Mas as testemunhas no trabalho
são invisíveis em grande parte.
E, portanto, o apoio também é.
Esta invisibilidade pode
estar a ser interiorizada.
Após falarmos com os participantes
sobre as denúncias
e as consequências negativas
que estas tiveram,
a resposta à pergunta:
"Sentiu algum efeito negativo
após testemunhar o sucedido?"
a maioria respondeu: "Não, estou bem."
Mas quando analisámos
as declarações qualitativas,
o que as pessoas escreveram
sobre aquela experiência,
descobrimos que estas experiências
tiveram impactos muito negativos.
Aumentaram o "stress",
a ansiedade e a depressão,
aumentaram a vontade
de sair da empresa
e perda de fé.
Porque é que existe esta discrepância?
Parece que estamos a fazer
uma avaliação comparativa.
"Em comparação com a vítima,
"não me aconteceu nada."
Mas essa não é a pergunta certa.
E o apoio não deveria ser inexistente,
só porque se é menos afetado.
Porque todos somos afetados
e devemos apoiar-nos uns aos outros.
Também encontrámos provas
de um contágio social.
Enquanto 23% dos participantes
falou com os Recursos Humanos,
46% falou com colegas,
geralmente alguém da sua equipa,
e 67% falou com alguém
exterior ao trabalho.
Isto demonstra que as consequências
negativas da situação,
em que as pessoas são assediadas
ou discriminadas,
vão muito além daquela sala.
As pessoas guardam a história,
e o desagrado aumenta
à medida que vão contando a mais pessoas,
o que tem um impacto
que certamente ameaça
as nossas capacidades enquanto empresa
de manter e atrair
candidatos de excelência e diversificados.
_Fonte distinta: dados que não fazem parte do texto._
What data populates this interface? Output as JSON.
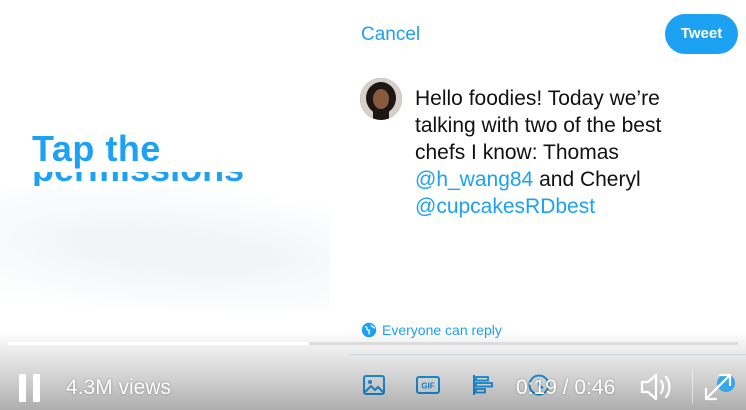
{
  "video": {
    "overlay_title": "Tap the",
    "overlay_subtitle": "permissions",
    "views": "4.3M views",
    "time_current": "0:19",
    "time_total": "0:46",
    "progress": 0.413
  },
  "compose": {
    "cancel_label": "Cancel",
    "tweet_label": "Tweet",
    "avatar_alt": "user avatar",
    "text_segments": [
      {
        "text": "Hello foodies! Today we’re talking with two of the best chefs I know: Thomas ",
        "type": "text"
      },
      {
        "text": "@h_wang84",
        "type": "mention"
      },
      {
        "text": " and Cheryl ",
        "type": "text"
      },
      {
        "text": "@cupcakesRDbest",
        "type": "mention"
      }
    ],
    "reply_setting": {
      "icon": "globe-icon",
      "label": "Everyone can reply"
    },
    "toolbar": [
      {
        "name": "image-icon"
      },
      {
        "name": "gif-icon",
        "label": "GIF"
      },
      {
        "name": "poll-icon"
      },
      {
        "name": "schedule-icon"
      }
    ]
  },
  "colors": {
    "accent": "#1da1f2",
    "text": "#111111",
    "divider": "#e1e8ed"
  }
}
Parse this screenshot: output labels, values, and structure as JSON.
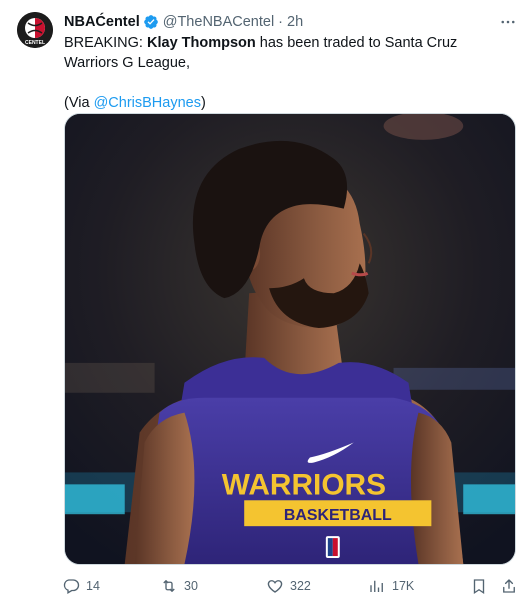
{
  "account": {
    "name": "NBAĆentel",
    "handle": "@TheNBACentel",
    "separator": "·",
    "time": "2h",
    "avatar_icon": "nba-centel-logo-icon",
    "avatar_text": "CENTEL",
    "verified_color": "#1d9bf0"
  },
  "tweet": {
    "prefix": "BREAKING: ",
    "bold_name": "Klay Thompson",
    "suffix": " has been traded to Santa Cruz Warriors G League,",
    "via_open": "(Via ",
    "via_link": "@ChrisBHaynes",
    "via_close": ")"
  },
  "media": {
    "jersey_line1": "WARRIORS",
    "jersey_line2": "BASKETBALL"
  },
  "actions": {
    "replies": "14",
    "retweets": "30",
    "likes": "322",
    "views": "17K"
  },
  "colors": {
    "link": "#1d9bf0",
    "secondary": "#536471",
    "jersey": "#3a2f8f",
    "jersey_gold": "#f4c430"
  }
}
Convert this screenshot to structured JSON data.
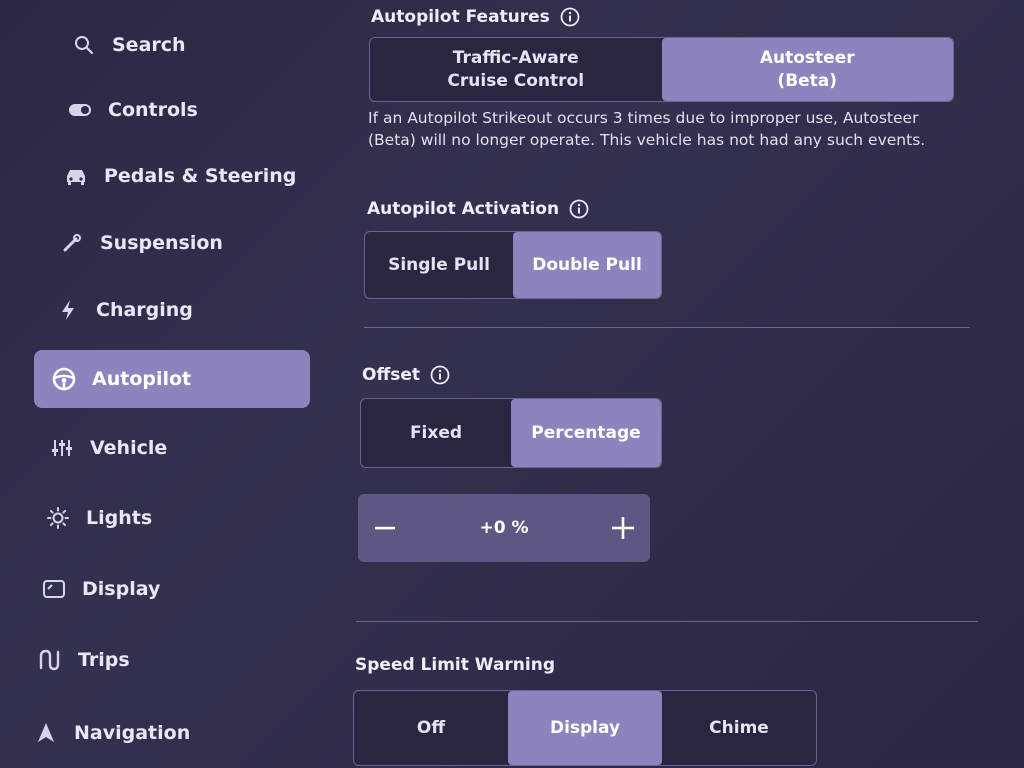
{
  "sidebar": {
    "items": [
      {
        "label": "Search",
        "icon": "search-icon"
      },
      {
        "label": "Controls",
        "icon": "toggle-icon"
      },
      {
        "label": "Pedals & Steering",
        "icon": "car-icon"
      },
      {
        "label": "Suspension",
        "icon": "wrench-icon"
      },
      {
        "label": "Charging",
        "icon": "bolt-icon"
      },
      {
        "label": "Autopilot",
        "icon": "steering-wheel-icon",
        "active": true
      },
      {
        "label": "Vehicle",
        "icon": "sliders-icon"
      },
      {
        "label": "Lights",
        "icon": "sun-icon"
      },
      {
        "label": "Display",
        "icon": "display-icon"
      },
      {
        "label": "Trips",
        "icon": "route-icon"
      },
      {
        "label": "Navigation",
        "icon": "navigation-arrow-icon"
      }
    ]
  },
  "autopilot_features": {
    "title": "Autopilot Features",
    "options": [
      "Traffic-Aware\nCruise Control",
      "Autosteer\n(Beta)"
    ],
    "selected": "Autosteer\n(Beta)",
    "note": "If an Autopilot Strikeout occurs 3 times due to improper use, Autosteer (Beta) will no longer operate. This vehicle has not had any such events."
  },
  "autopilot_activation": {
    "title": "Autopilot Activation",
    "options": [
      "Single Pull",
      "Double Pull"
    ],
    "selected": "Double Pull"
  },
  "offset": {
    "title": "Offset",
    "options": [
      "Fixed",
      "Percentage"
    ],
    "selected": "Percentage",
    "value": "+0 %"
  },
  "speed_limit_warning": {
    "title": "Speed Limit Warning",
    "options": [
      "Off",
      "Display",
      "Chime"
    ],
    "selected": "Display"
  },
  "colors": {
    "accent": "#8e84bd",
    "background": "#2f2a47"
  }
}
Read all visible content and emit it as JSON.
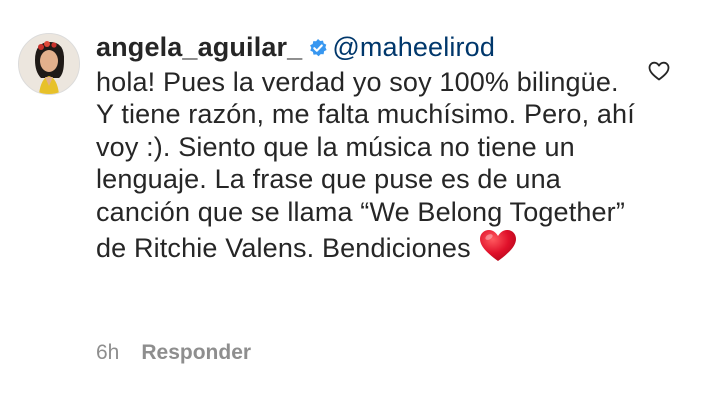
{
  "comment": {
    "username": "angela_aguilar_",
    "verified_icon": "verified-badge-icon",
    "mention": "@maheelirod",
    "text": "hola! Pues la verdad yo soy 100% bilingüe. Y tiene razón, me falta muchísimo. Pero, ahí voy :). Siento que la música no tiene un lenguaje. La frase que puse es de una canción que se llama “We Belong Together” de Ritchie Valens. Bendiciones",
    "emoji_icon": "red-heart-emoji",
    "time": "6h",
    "reply_label": "Responder",
    "like_icon": "heart-outline-icon"
  },
  "colors": {
    "text": "#262626",
    "mention": "#00376b",
    "muted": "#8e8e8e",
    "verified": "#3897f0",
    "heart_emoji": "#e0102a"
  }
}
Então, o que podemos fazer para
parar este contágio social?
O que fazemos para
reduzir estas barreiras
e como é que oferecemos
apoio a vítimas e testemunhas?
Como podemos tornar-nos
melhores aliados?
É mais fácil do que possa parecer.
Na minha investigação, deparei-me
com cinco aspetos em particular
que, segundo penso,
todas as empresas podem e devem fazer
para lutar contra este problema
e criar locais de trabalho equilibrados.
Primeiro, mostrar empenhamento.
Se, enquanto líderes, não reiteramos
a importância
da diversidade e da inclusão,
e se não dermos o exemplo,
ninguém acreditará em nós.
E as campanhas dos Recursos Humanos
não são suficientes.
A nossa empresa espelha
diretamente a nossa equipa de liderança
e é ela que tem de marcar o ritmo.
Segundo, formar os nossos gestores.
A pessoa com maior probabilidade
de assediar alguém na empresa
é um gestor.
Porquê?
Porque o poder corrompe
ou talvez porque contratamos
pessoas para cargos de gestores
porque são os melhores no seu trabalho
e assumimos que irão adquirir
as capacidades sociais
e as capacidades administrativas,
com o tempo.
Mas eles nunca as adquirem.
Isto cria um ambiente propício
a assédio e a discriminação,
com expetativas irrealistas,
com má gestão do tempo,
com má capacidade de gestão de conflitos.
Formar os gestores.
Terceiro, descobrimos
através da investigação
que sem a possibilidade
de denúncia anónima,
o medo das consequências
é tão avassalador
que a maioria das pessoas
nunca denuncia o incidente.
O mesmo acontece com as testemunhas.
Perguntamos-lhes diretamente,
se as empresas podiam fazer algo
para melhorar este cenário,
e responderam que, primeiro,
podiam permitir denúncias anónimas.
Segundo, permitir escolher
a quem denunciar.
E, lamentavelmente,
apesar de o assédio e a discriminação
serem praticados pelos gestores,
em muitas empresas
são também o primeiro
ponto de referência
quando acontece algo de errado.
Aí está o ponto mais controverso.
Portanto, escolher
a quem denunciar é essencial.
Terceiro, encorajar
as testemunhas a denunciar.
Determinar novamente
o tom da empresa,
dizendo que podem e devem denunciar
e que estarão lá para apoiar.
Quarto, mesmo quando cumprem
todos os requisitos,
a maioria das pessoas
não falará com os Recursos Humanos.
Sabemos isso, porque na Spot,
pensávamos que o anonimato
resolveria tudo, mas não resolveu.
O anonimato é apenas
uma peça do "puzzle".
Os inquéritos implicam
ir ter com os trabalhadores,
e não esperar que eles
venham ter connosco.
Perguntar a todos como se sentem
quanto à inclusão
e ao esforço pela diversidade
dentro da empresa.
E temos de ser específicos.
Perguntar sobre incidentes específicos
que possam ter testemunhado.
Porque, tal como aconteceu
no nosso inquérito,
se perguntarmos diretamente
se já foram assediados
ou discriminados,
a principal resposta é "não".
Mas se questionarmos sobre
acontecimentos específicos,
a maioria diz "Ah, sim,
isso aconteceu na semana passada."
Portanto, é crucial fazer
as perguntas corretas.
Por fim, e muito importante,
uma das melhores maneiras
de mitigar o efeito espetador
é criar uma identidade social partilhada.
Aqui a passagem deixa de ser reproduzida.